Par Slim BEN YOUSSEF

Face caméra, cette femme gazaouie, dont la maison vient d’être démolie, pousse un cri. Inintelligible, obscur, sibyllin. On voit qu’elle rouspète en agitant les bras. Carton : On répète la séquence. La femme gazaouie, dont la maison vient d’être démolie, rouspète toujours en agitant les bras. Cette fois-ci, une voix off masculine parle la même langue : un hurlement de terreur mêlée d’aversion et d’insurrection que durant des décennies entières des Gazaouis ont grommelée.
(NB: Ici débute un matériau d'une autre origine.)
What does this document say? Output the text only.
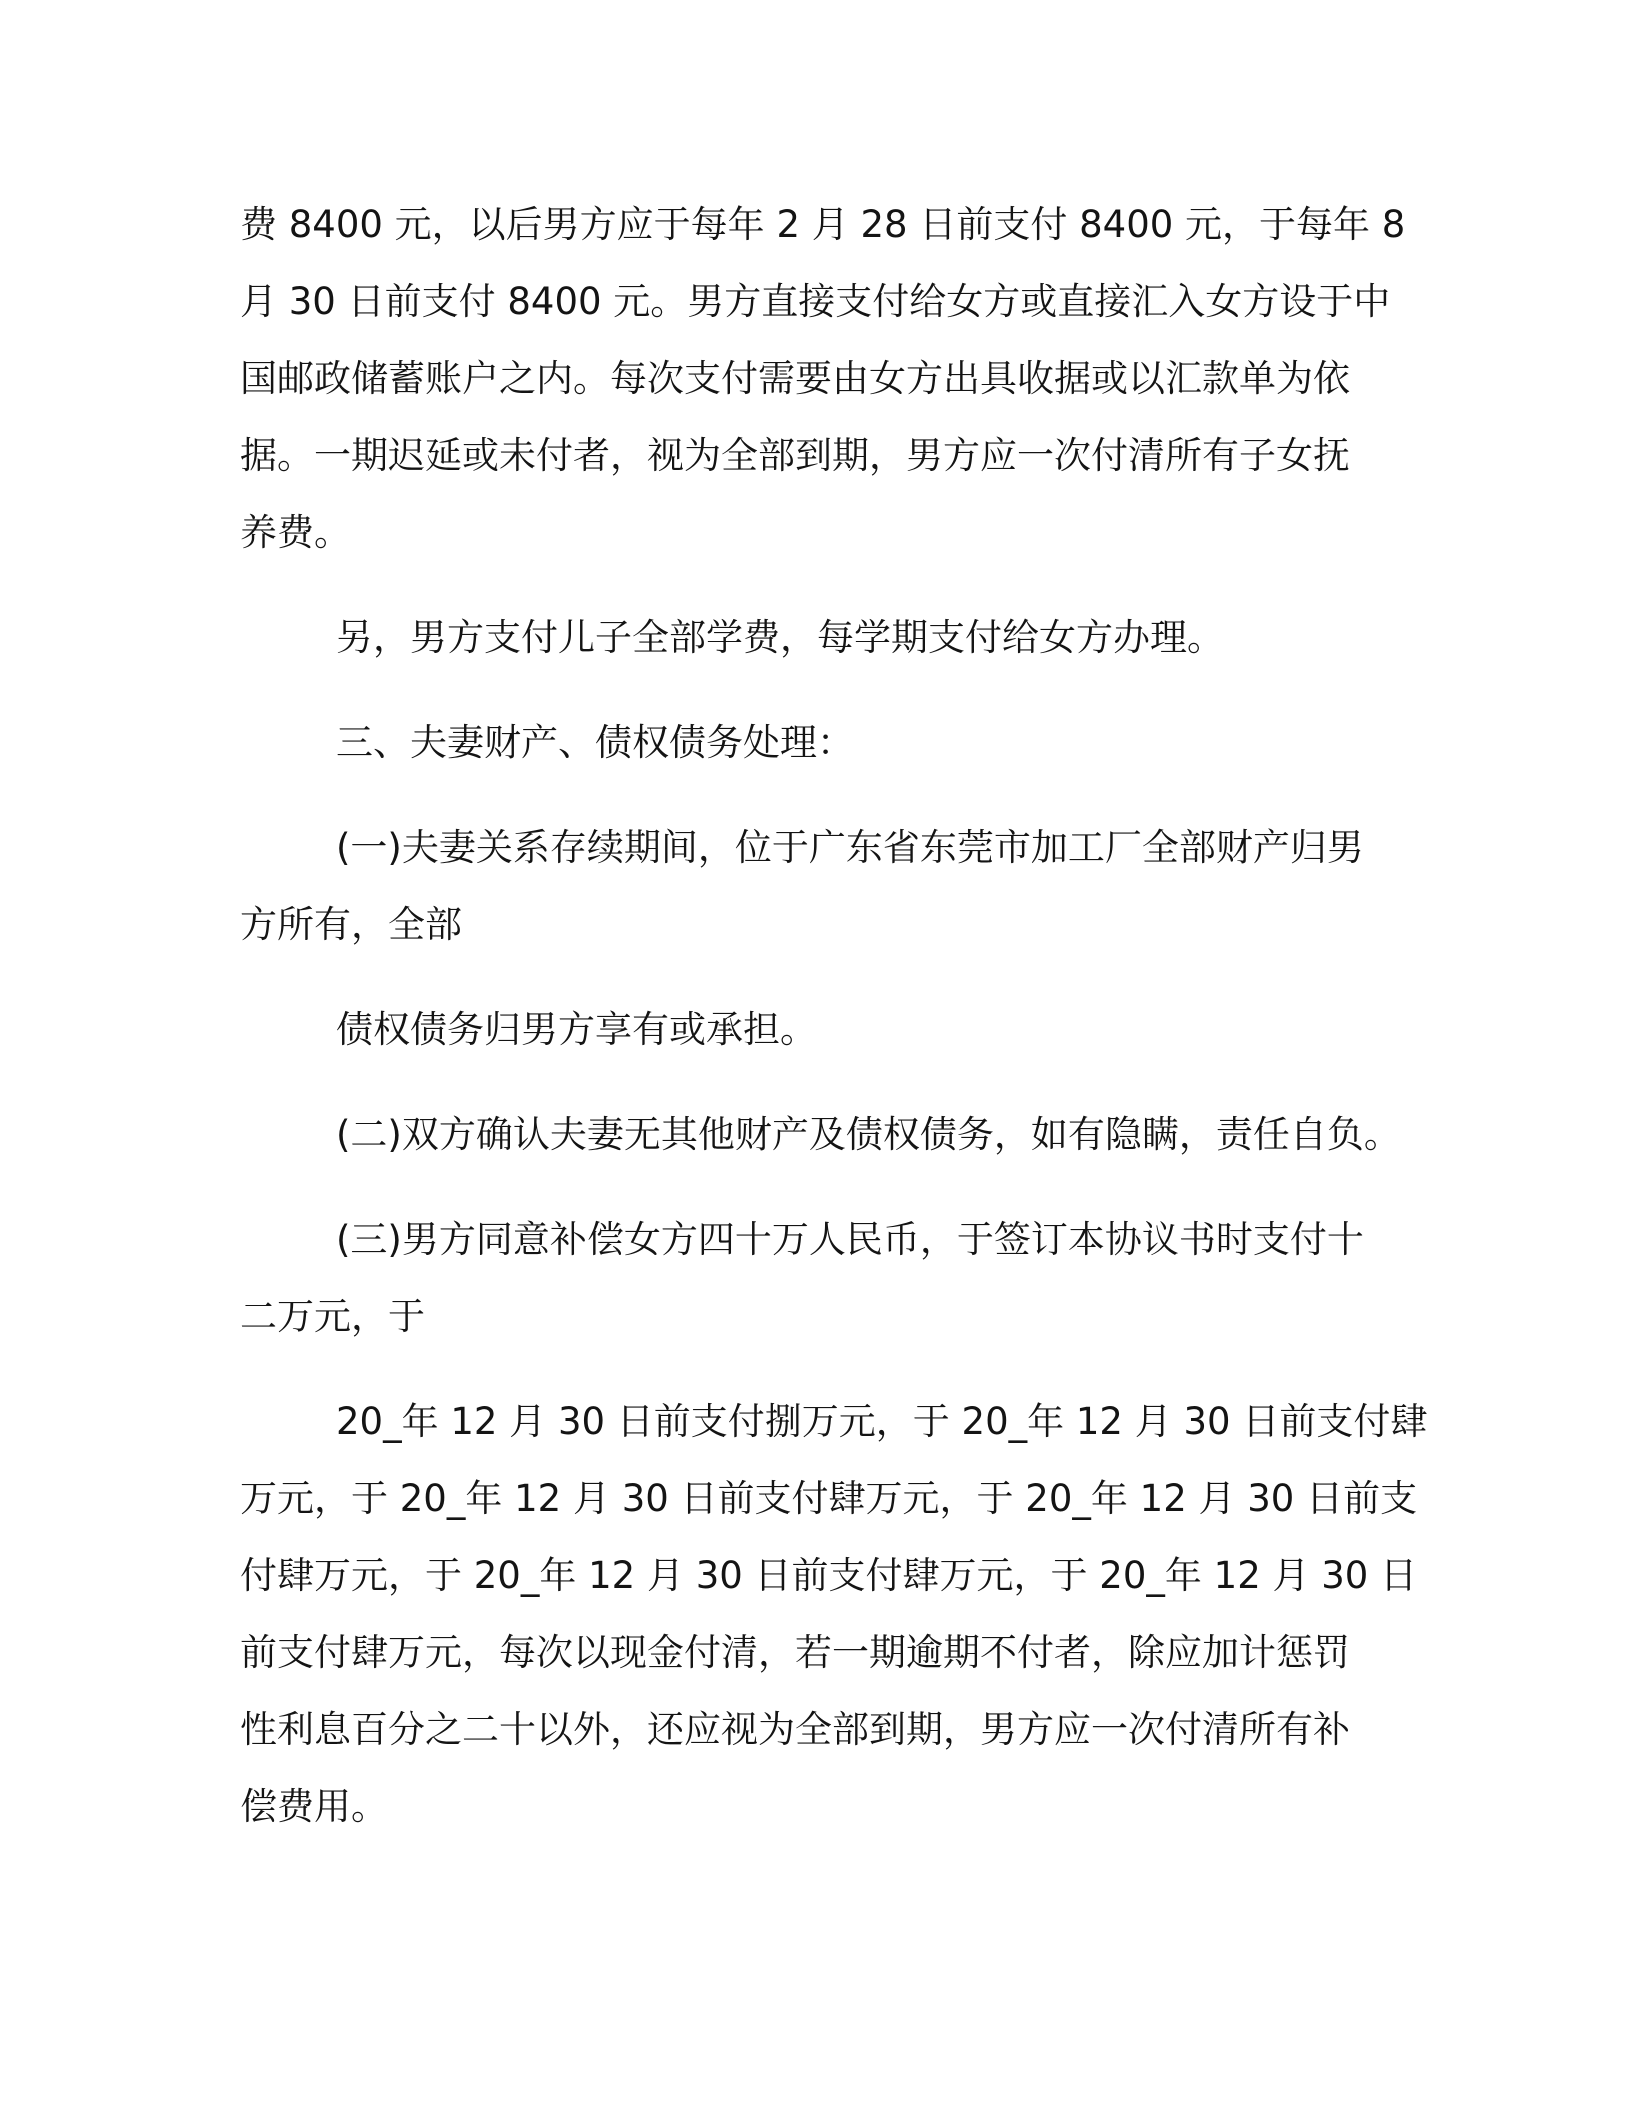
费 8400 元，以后男方应于每年 2 月 28 日前支付 8400 元，于每年 8
月 30 日前支付 8400 元。男方直接支付给女方或直接汇入女方设于中
国邮政储蓄账户之内。每次支付需要由女方出具收据或以汇款单为依
据。一期迟延或未付者，视为全部到期，男方应一次付清所有子女抚
养费。
另，男方支付儿子全部学费，每学期支付给女方办理。
三、夫妻财产、债权债务处理：
(一)夫妻关系存续期间，位于广东省东莞市加工厂全部财产归男
方所有，全部
债权债务归男方享有或承担。
(二)双方确认夫妻无其他财产及债权债务，如有隐瞒，责任自负。
(三)男方同意补偿女方四十万人民币，于签订本协议书时支付十
二万元，于
20_年 12 月 30 日前支付捌万元，于 20_年 12 月 30 日前支付肆
万元，于 20_年 12 月 30 日前支付肆万元，于 20_年 12 月 30 日前支
付肆万元，于 20_年 12 月 30 日前支付肆万元，于 20_年 12 月 30 日
前支付肆万元，每次以现金付清，若一期逾期不付者，除应加计惩罚
性利息百分之二十以外，还应视为全部到期，男方应一次付清所有补
偿费用。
Quelque diverses que soient les langues humaines, il monte de Gaza une langue au-dessus de toutes les langues, qui est aussi l’origine même où elle se renouvelle. Un écho de plainte terrifiée, générale, tempétueuse, irascible, rebelle qui paraît à chaque fois, aussi neuve qu’assourdissante, comme un fond sonore qui rend fou. Le retentissement d’un fragment d’effroi commun, mêlé de colère et d’insoumission, que chaque Gazaoui émet sans doute à sa façon mais qui erre de lèvres en lèvres.

De visage en visage.

Le montage du film est sagace : tous ces beaux visages de Gazaouis qui défilent sur l’écran. Interdits, épouvantés, meurtris mais séditieux, inflexibles, insoumis, indociles, résistants.
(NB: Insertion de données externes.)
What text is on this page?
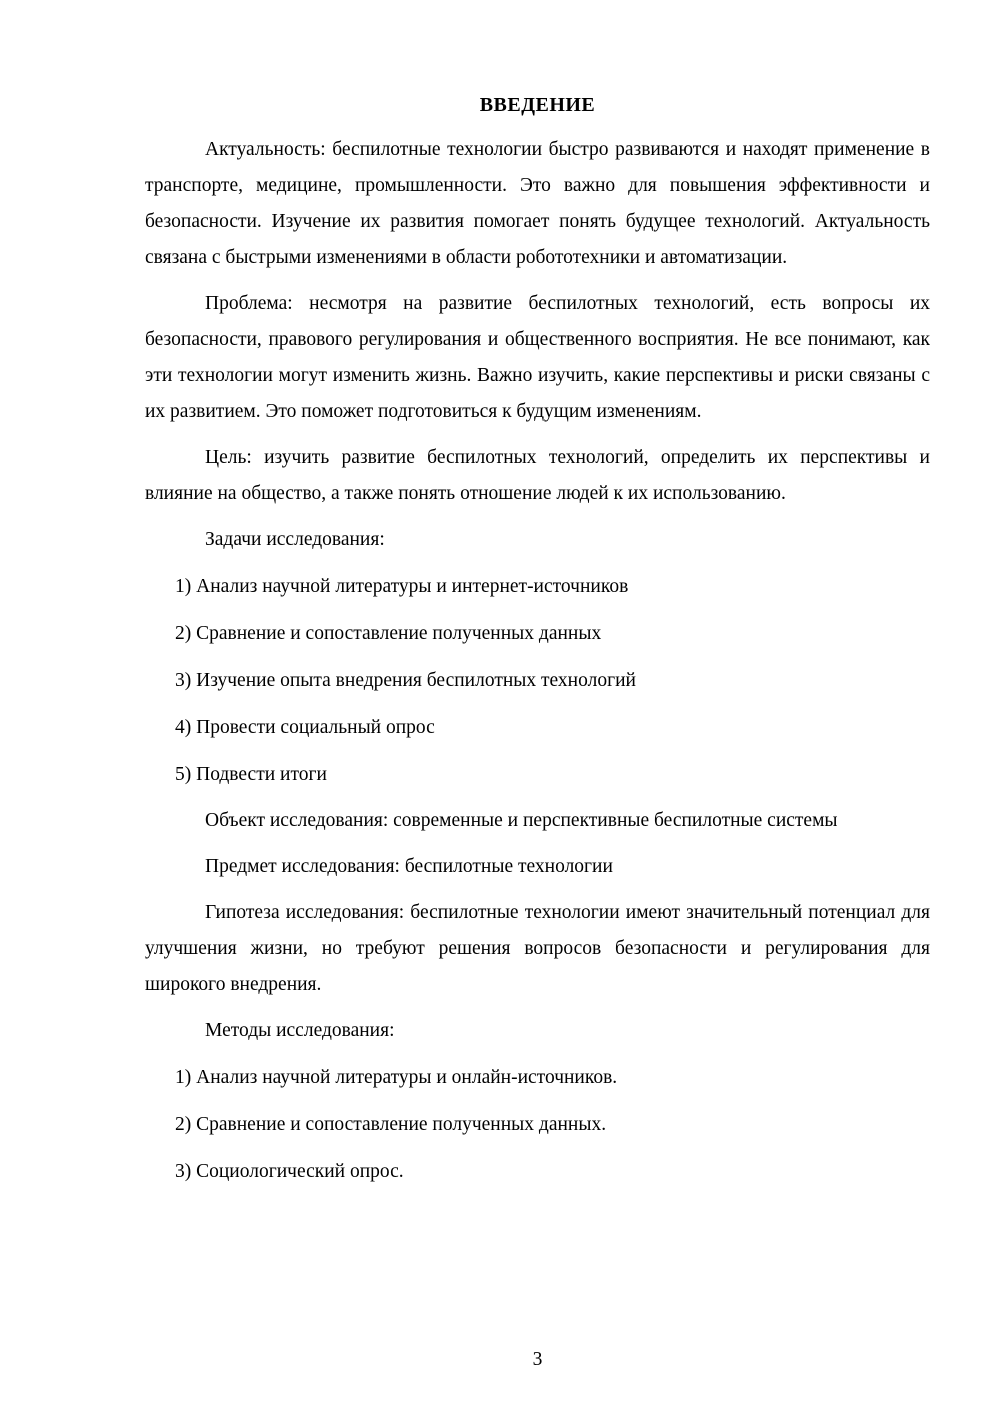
ВВЕДЕНИЕ

Актуальность: беспилотные технологии быстро развиваются и находят применение в транспорте, медицине, промышленности. Это важно для повышения эффективности и безопасности. Изучение их развития помогает понять будущее технологий. Актуальность связана с быстрыми изменениями в области робототехники и автоматизации.

Проблема: несмотря на развитие беспилотных технологий, есть вопросы их безопасности, правового регулирования и общественного восприятия. Не все понимают, как эти технологии могут изменить жизнь. Важно изучить, какие перспективы и риски связаны с их развитием. Это поможет подготовиться к будущим изменениям.

Цель: изучить развитие беспилотных технологий, определить их перспективы и влияние на общество, а также понять отношение людей к их использованию.

Задачи исследования:

1) Анализ научной литературы и интернет-источников

2) Сравнение и сопоставление полученных данных

3) Изучение опыта внедрения беспилотных технологий

4) Провести социальный опрос

5) Подвести итоги

Объект исследования: современные и перспективные беспилотные системы

Предмет исследования: беспилотные технологии

Гипотеза исследования: беспилотные технологии имеют значительный потенциал для улучшения жизни, но требуют решения вопросов безопасности и регулирования для широкого внедрения.

Методы исследования:

1) Анализ научной литературы и онлайн-источников.

2) Сравнение и сопоставление полученных данных.

3) Социологический опрос.

3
1973, un soldat de l’ennemi israélien dit : Je préfère de loin participer à cinq autres guerres que de combattre une seule fois les Gazaouis. Voix off : Gaza, le plus résistant des fragments de terres dans la carte révolutionnaire de la Palestine.

1973, Arlette Tessier, journaliste, dresse le bilan de son séjour de trois jours à Gaza : rue Omar El Mokhtar, 18 Palestiniens tués dans une attaque à la grenade ; camp de Jabalia, deux Palestiniens tués par balles ; à Rafah, une station-service bombardée, les rails d’un train démantelés ; 35 canaux d’irrigation endommagés à Kubbutz ; une patrouille israélienne tire sur un enfant dans le camp de Nssirat. Tout ceci en seulement trois jours. Et malgré cela, Israël parle d’une période de paix.

Pour le reste, les scènes d’occupation ponctuent le quotidien : maisons démolies, immeubles sous les bombes, cités entières sous les bulldozers, massacres et arrestations. En 1968, le tribunal militaire israélien de Lydda condamne Kamal al Nimri à 154 ans d’emprisonnement. En 1972, le même tribunal condamne Mohamed Shammut à 300 ans de prison. « Je répète : 300 ans de prison. »

Scènes d’occupation à Gaza. Court-métrage palestinien, 13 minutes, réalisé en 1973 par Mustapha Abu Ali. En pleine guerre génocidaire sioniste menée actuellement à Gaza, ce documentaire, qui tranche par la puissance de son propos et la fraicheur de son dispositif, est ce qu’il y a de mieux à voir en ce moment. Projeté en plein air, jeudi soir, par un collectif de résistance tunisien dans la très symbolique place Mohamed Brahmi (ex Jeanne d’arc) à Tunis.